= Object-oriented user interface =

Type of user interface

In computing, an object-oriented user interface (OOUI) is a type of user interface based on an object-oriented programming metaphor, and describes most modern operating systems ("object-oriented operating systems") such as MacOS and Unix. In an OOUI, the user interacts explicitly with objects that represent entities in the domain that the application is concerned with. Many vector drawing applications, for example, have an OOUI – the objects being lines, circles and canvases. The user may explicitly select an object, alter its properties (such as size or colour), or invoke other actions upon it (such as to move, copy, or re-align it). If a business application has an OOUI, the user may be selecting and/or invoking actions on objects representing entities in the business domain such as customers, products or orders.

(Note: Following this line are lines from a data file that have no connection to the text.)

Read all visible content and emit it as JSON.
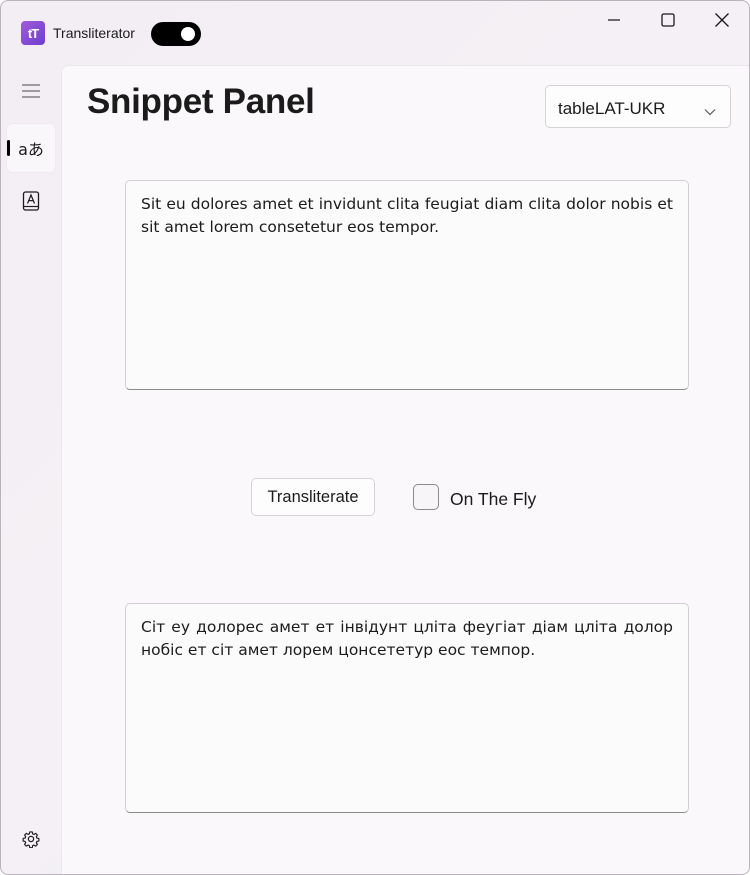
{
  "app": {
    "title": "Transliterator",
    "logo_text": "tT",
    "toggle_on": true
  },
  "window_controls": {
    "minimize_icon": "minimize-icon",
    "maximize_icon": "maximize-icon",
    "close_icon": "close-icon"
  },
  "nav": {
    "items": [
      {
        "name": "menu",
        "icon": "hamburger-icon"
      },
      {
        "name": "transliterate",
        "icon": "translate-icon",
        "glyph": "aあ",
        "selected": true
      },
      {
        "name": "dictionary",
        "icon": "dictionary-icon"
      }
    ],
    "footer": {
      "name": "settings",
      "icon": "gear-icon"
    }
  },
  "page": {
    "title": "Snippet Panel"
  },
  "table_select": {
    "value": "tableLAT-UKR"
  },
  "input": {
    "text": "Sit eu dolores amet et invidunt clita feugiat diam clita dolor nobis et sit amet lorem consetetur eos tempor."
  },
  "actions": {
    "transliterate_label": "Transliterate",
    "on_the_fly_label": "On The Fly",
    "on_the_fly_checked": false
  },
  "output": {
    "text": "Сіт еу долорес амет ет інвідунт цліта феугіат діам цліта долор нобіс ет сіт амет лорем цонсететур еос темпор."
  },
  "colors": {
    "accent_logo": "#7a45d6",
    "toggle_bg": "#000000"
  }
}
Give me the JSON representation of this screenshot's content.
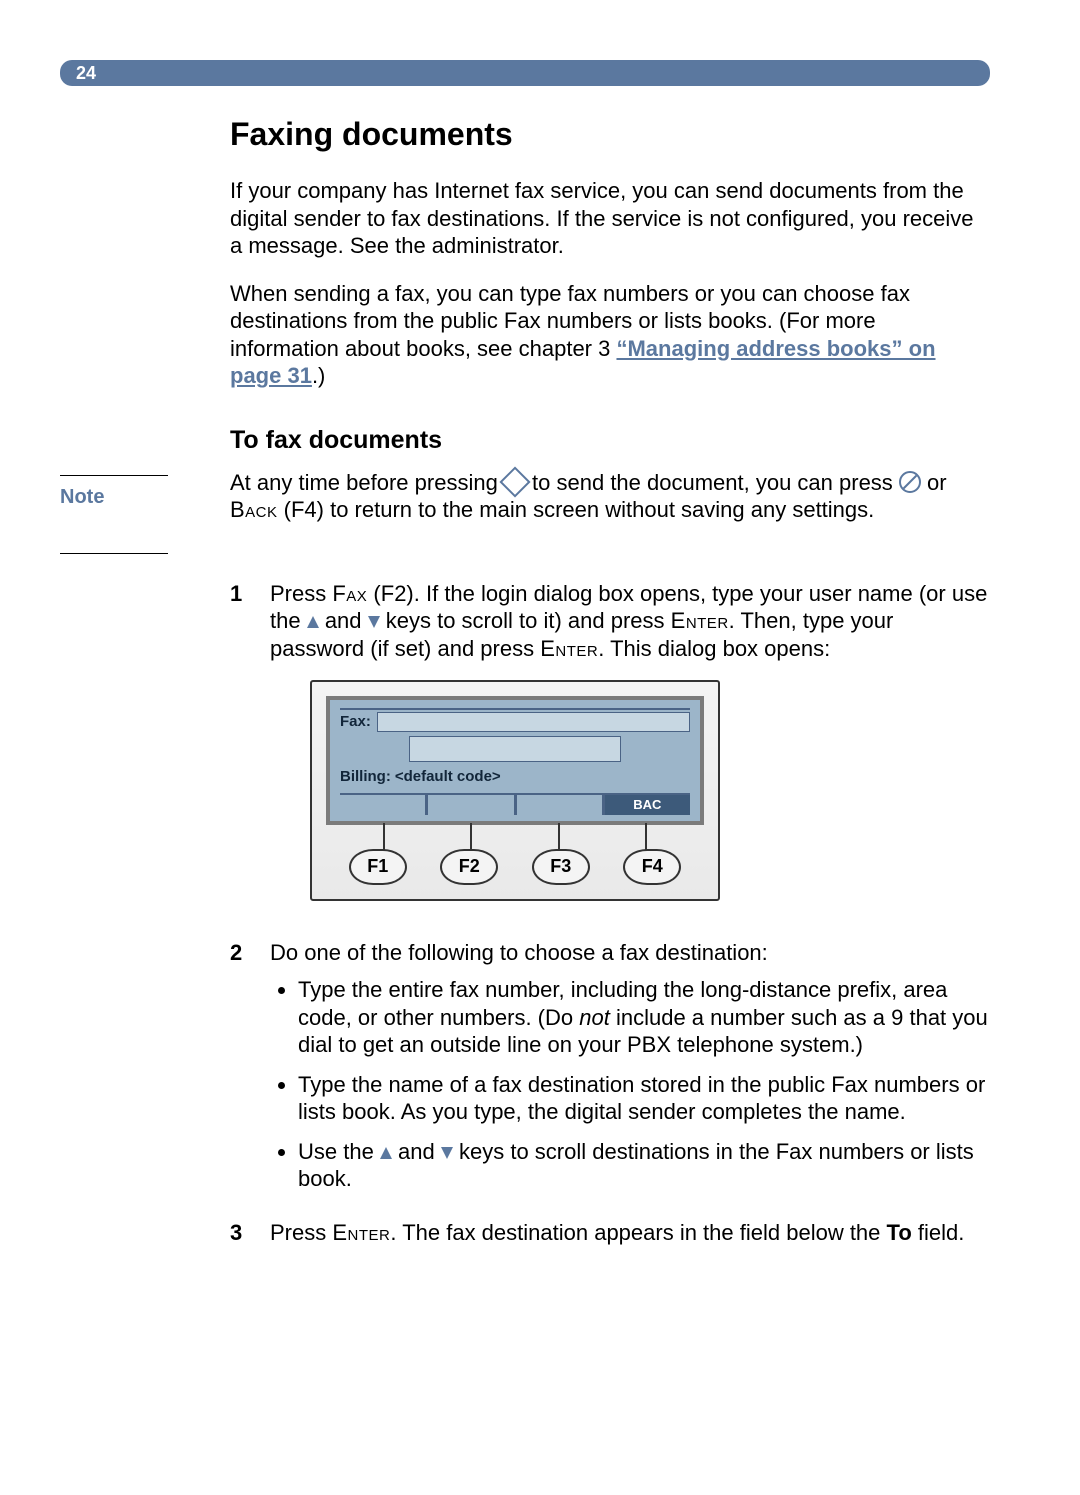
{
  "page_number": "24",
  "title": "Faxing documents",
  "intro": [
    "If your company has Internet fax service, you can send documents from the digital sender to fax destinations. If the service is not configured, you receive a message. See the administrator."
  ],
  "intro2_pre": "When sending a fax, you can type fax numbers or you can choose fax destinations from the public Fax numbers or lists books. (For more information about books, see chapter 3 ",
  "link_text": "“Managing address books” on page 31",
  "intro2_post": ".)",
  "subhead": "To fax documents",
  "note_label": "Note",
  "note_pre": "At any time before pressing ",
  "note_mid": " to send the document, you can press ",
  "note_or": " or ",
  "note_back": "Back",
  "note_f4": " (F4) to return to the main screen without saving any settings.",
  "step1_num": "1",
  "step1_a": "Press ",
  "step1_fax": "Fax",
  "step1_b": " (F2). If the login dialog box opens, type your user name (or use the ",
  "step1_c": " and ",
  "step1_d": " keys to scroll to it) and press ",
  "step1_enter1": "Enter",
  "step1_e": ". Then, type your password (if set) and press ",
  "step1_enter2": "Enter",
  "step1_f": ". This dialog box opens:",
  "device": {
    "fax_label": "Fax:",
    "billing_label": "Billing:",
    "billing_value": "<default code>",
    "bac": "BAC",
    "f1": "F1",
    "f2": "F2",
    "f3": "F3",
    "f4": "F4"
  },
  "step2_num": "2",
  "step2_text": "Do one of the following to choose a fax destination:",
  "bullet1_a": "Type the entire fax number, including the long-distance prefix, area code, or other numbers. (Do ",
  "bullet1_not": "not",
  "bullet1_b": " include a number such as a 9 that you dial to get an outside line on your PBX telephone system.)",
  "bullet2": "Type the name of a fax destination stored in the public Fax numbers or lists book. As you type, the digital sender completes the name.",
  "bullet3_a": "Use the ",
  "bullet3_b": " and ",
  "bullet3_c": " keys to scroll destinations in the Fax numbers or lists book.",
  "step3_num": "3",
  "step3_a": "Press ",
  "step3_enter": "Enter",
  "step3_b": ". The fax destination appears in the field below the ",
  "step3_to": "To",
  "step3_c": " field."
}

Jakob Nielsen defines the OOUI in contrast to function-oriented interfaces: "Object-oriented interfaces are sometimes described as turning the application inside-out as compared to function-oriented interfaces. The main focus of the interaction changes to become the users' data and other information objects that are typically represented graphically on the screen as icons or in windows."

Dave Collins defines an OOUI as demonstrating three characteristics:
- Users perceive and act on objects
- Users can classify objects based on how they behave
- In the context of what users are trying to do, all the user interface objects fit together into a coherent overall representation

Jef Raskin suggests that the most important characteristic of an OOUI is that it adopts a 'noun-verb', rather than a 'verb-noun' style of interaction, and that this has several advantages in terms of usability.

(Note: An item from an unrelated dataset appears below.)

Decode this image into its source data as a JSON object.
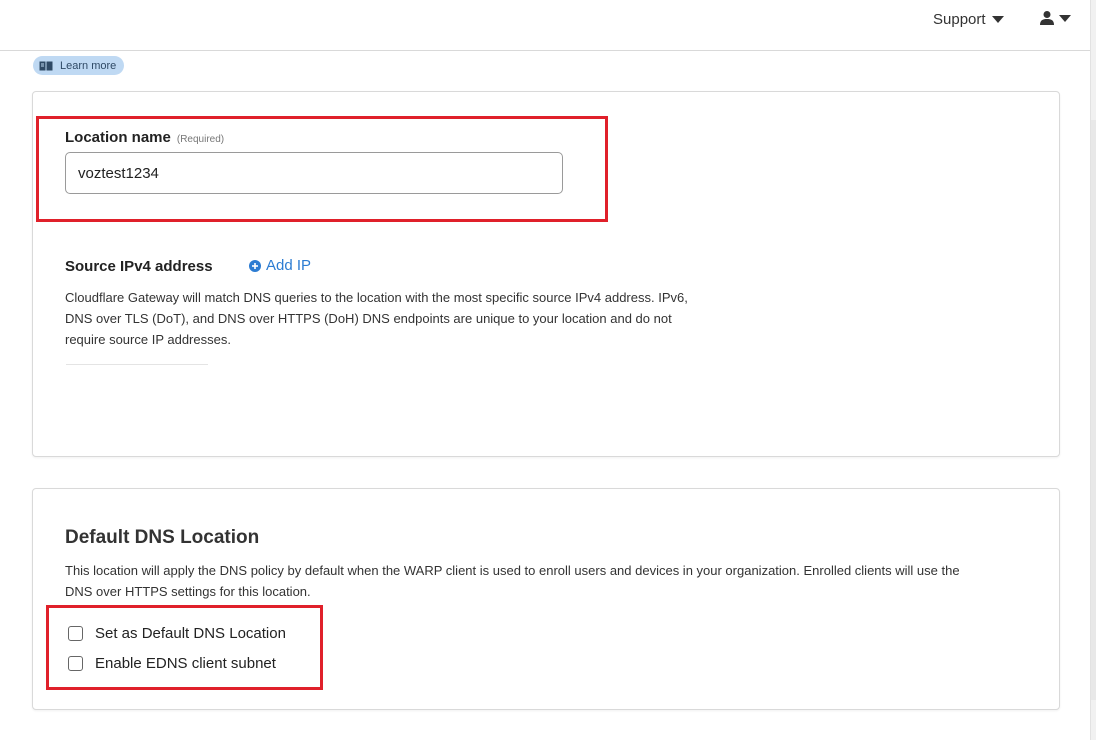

==Relationship to other user interface ideas==
There is a great deal of potential synergy between the OOUI concept and other important ideas in user interface design including:
- graphical user interface (GUI)
- direct manipulation interface
- interface metaphor
Many futuristic imaginings of user interfaces rely heavily on OOUI and especially OOGUI concepts. However there are many examples of user interfaces that implement one or more of those other ideas, but which are not in fact OOUIs - though they are often wrongly labelled as OOUIs. Conversely, there are examples of OOUIs that are neither graphical, nor employ direct manipulation techniques, nor employ strong metaphors. For example, the earliest versions of the Smalltalk programming language had a command line interface that was nonetheless also clearly an OOUI, though it subsequently became better known for its pioneering role in the development of GUIs, direct manipulation and visual metaphors.

==Relationship to object-oriented programming==
Although there are many conceptual parallels between OOUIs and object-oriented programming, it does not follow that an OOUI has to be implemented using an object-oriented programming language.

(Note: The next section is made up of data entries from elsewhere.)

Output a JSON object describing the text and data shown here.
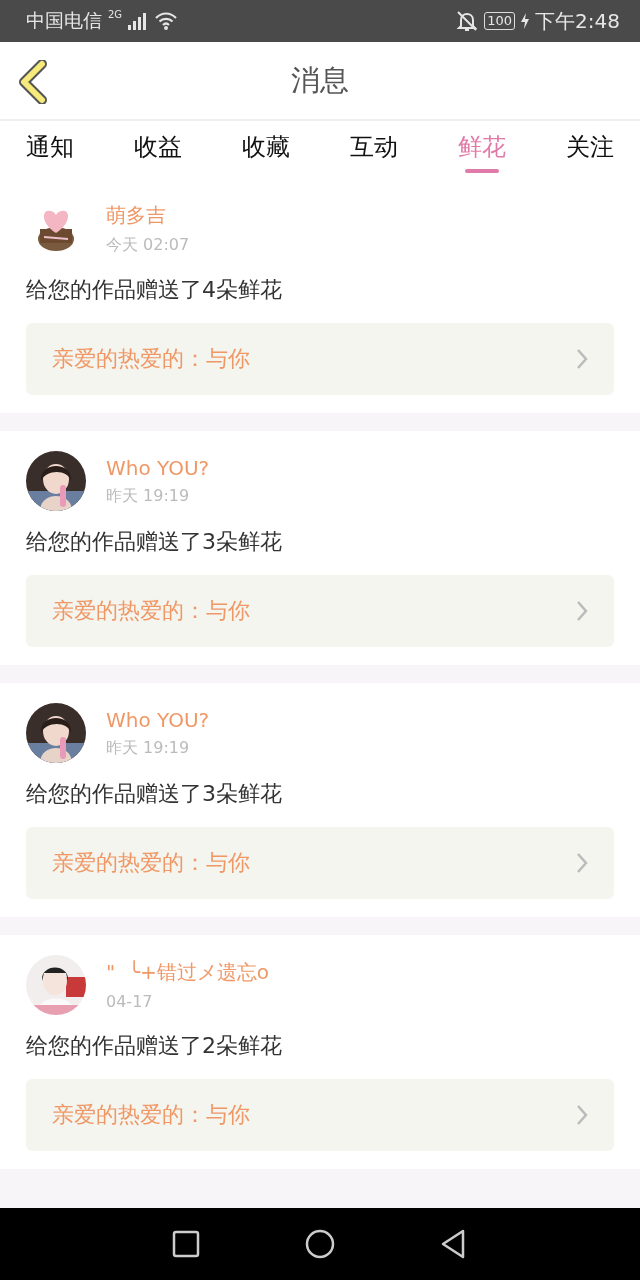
{
  "status_bar": {
    "carrier": "中国电信",
    "network": "2G",
    "battery": "100",
    "time": "下午2:48"
  },
  "header": {
    "title": "消息"
  },
  "tabs": [
    {
      "label": "通知",
      "selected": false
    },
    {
      "label": "收益",
      "selected": false
    },
    {
      "label": "收藏",
      "selected": false
    },
    {
      "label": "互动",
      "selected": false
    },
    {
      "label": "鲜花",
      "selected": true
    },
    {
      "label": "关注",
      "selected": false
    }
  ],
  "messages": [
    {
      "name": "萌多吉",
      "time": "今天 02:07",
      "text": "给您的作品赠送了4朵鲜花",
      "work": "亲爱的热爱的：与你"
    },
    {
      "name": "Who YOU?",
      "time": "昨天 19:19",
      "text": "给您的作品赠送了3朵鲜花",
      "work": "亲爱的热爱的：与你"
    },
    {
      "name": "Who YOU?",
      "time": "昨天 19:19",
      "text": "给您的作品赠送了3朵鲜花",
      "work": "亲爱的热爱的：与你"
    },
    {
      "name": "\"  ╰+错过メ遗忘o",
      "time": "04-17",
      "text": "给您的作品赠送了2朵鲜花",
      "work": "亲爱的热爱的：与你"
    }
  ]
}
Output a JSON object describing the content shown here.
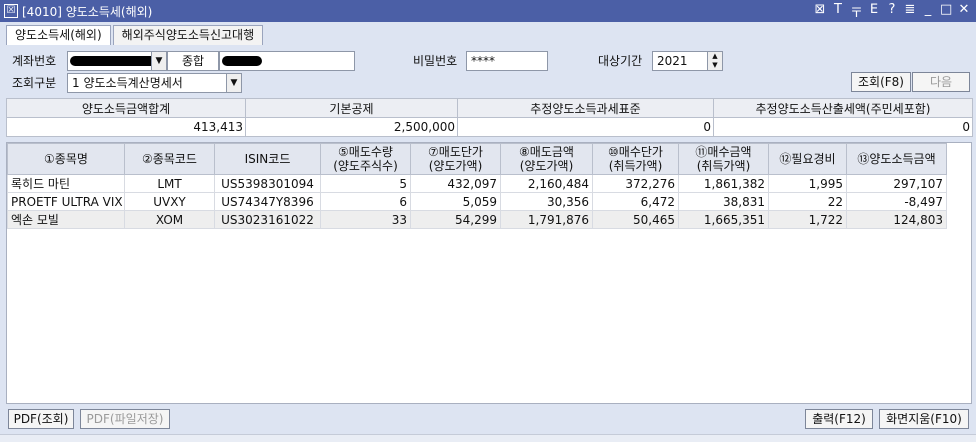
{
  "window": {
    "app_glyph": "☒",
    "title": "[4010] 양도소득세(해외)",
    "controls": [
      "⊠",
      "T",
      "〒",
      "ⴹ",
      "?",
      "≣",
      "_",
      "□",
      "✕"
    ]
  },
  "tabs": [
    {
      "label": "양도소득세(해외)",
      "active": true
    },
    {
      "label": "해외주식양도소득신고대행",
      "active": false
    }
  ],
  "form": {
    "account_label": "계좌번호",
    "account_type": "종합",
    "password_label": "비밀번호",
    "password_value": "****",
    "period_label": "대상기간",
    "period_value": "2021",
    "query_type_label": "조회구분",
    "query_type_value": "1 양도소득계산명세서",
    "query_button": "조회(F8)",
    "next_button": "다음"
  },
  "summary": {
    "headers": [
      "양도소득금액합계",
      "기본공제",
      "추정양도소득과세표준",
      "추정양도소득산출세액(주민세포함)"
    ],
    "values": [
      "413,413",
      "2,500,000",
      "0",
      "0"
    ]
  },
  "grid": {
    "headers": [
      [
        "①종목명",
        ""
      ],
      [
        "②종목코드",
        ""
      ],
      [
        "ISIN코드",
        ""
      ],
      [
        "⑤매도수량",
        "(양도주식수)"
      ],
      [
        "⑦매도단가",
        "(양도가액)"
      ],
      [
        "⑧매도금액",
        "(양도가액)"
      ],
      [
        "⑩매수단가",
        "(취득가액)"
      ],
      [
        "⑪매수금액",
        "(취득가액)"
      ],
      [
        "⑫필요경비",
        ""
      ],
      [
        "⑬양도소득금액",
        ""
      ]
    ],
    "rows": [
      [
        "록히드 마틴",
        "LMT",
        "US5398301094",
        "5",
        "432,097",
        "2,160,484",
        "372,276",
        "1,861,382",
        "1,995",
        "297,107"
      ],
      [
        "PROETF ULTRA VIX S",
        "UVXY",
        "US74347Y8396",
        "6",
        "5,059",
        "30,356",
        "6,472",
        "38,831",
        "22",
        "-8,497"
      ],
      [
        "엑손 모빌",
        "XOM",
        "US3023161022",
        "33",
        "54,299",
        "1,791,876",
        "50,465",
        "1,665,351",
        "1,722",
        "124,803"
      ]
    ]
  },
  "footer": {
    "pdf_view": "PDF(조회)",
    "pdf_save": "PDF(파일저장)",
    "print": "출력(F12)",
    "clear": "화면지움(F10)"
  }
}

The guidelines for IBM's Common User Access (CUA), (possibly the most comprehensive attempt at defining a standard for OOUI design) stated that 'while object-oriented programming can facilitate the development of an object-oriented user interface, it is not a pre-requisite. An object-oriented user interface can be developed with more traditional programming languages and tools.'

However, there are strong synergies. Larry Tesler, who left Xerox PARC in 1980 to join Apple underlined the relationship:
Many observers have hypothesized that [the] Smalltalk user interface and the Smalltalk language are separable innovations. Consequently, most systems influenced by the Smalltalk user interface have been engineered without resorting to Smalltalk’s implementation approach. At Apple, after using Pascal to implement six initial applications for Lisa, we discovered compelling reasons to change our programming language to incorporate more ideas from Smalltalk. Lisa applications are now written in the language Clascal, an extension of Pascal featuring objects, classes, subclasses, and procedure invocation by message-passing.

==Relationship to domain object modelling==
There is also an obvious synergy between the concept of an OOUI and the idea of constructing software from domain objects. However, it does not follow that the objects that a user sees and interacts within an OOUI have to correspond to the domain objects on which the application is built.

The CUA guidelines stated that 'In an object-oriented user interface, the objects that a user works with do not necessarily correspond to the objects or modules of code, that a programmer used to create the product.' The basic design methods described in CUA were refined further into the OVID method which used UML to model the interface.

Mark van Harmelen states that 'Object-oriented user interface design does not require designers to take an object-oriented view of the problem from the beginning of the project. Furthermore, even if designers take an object-oriented perspective throughout, they will benefit from focusing separately on the object model and the object-oriented user interface design.'

By contrast, the naked objects pattern is an approach to the design of applications that, at least in its naive form, enforces a direct correspondence between the objects represented in the OOUI and the underlying domain objects, auto-generating the former from the latter.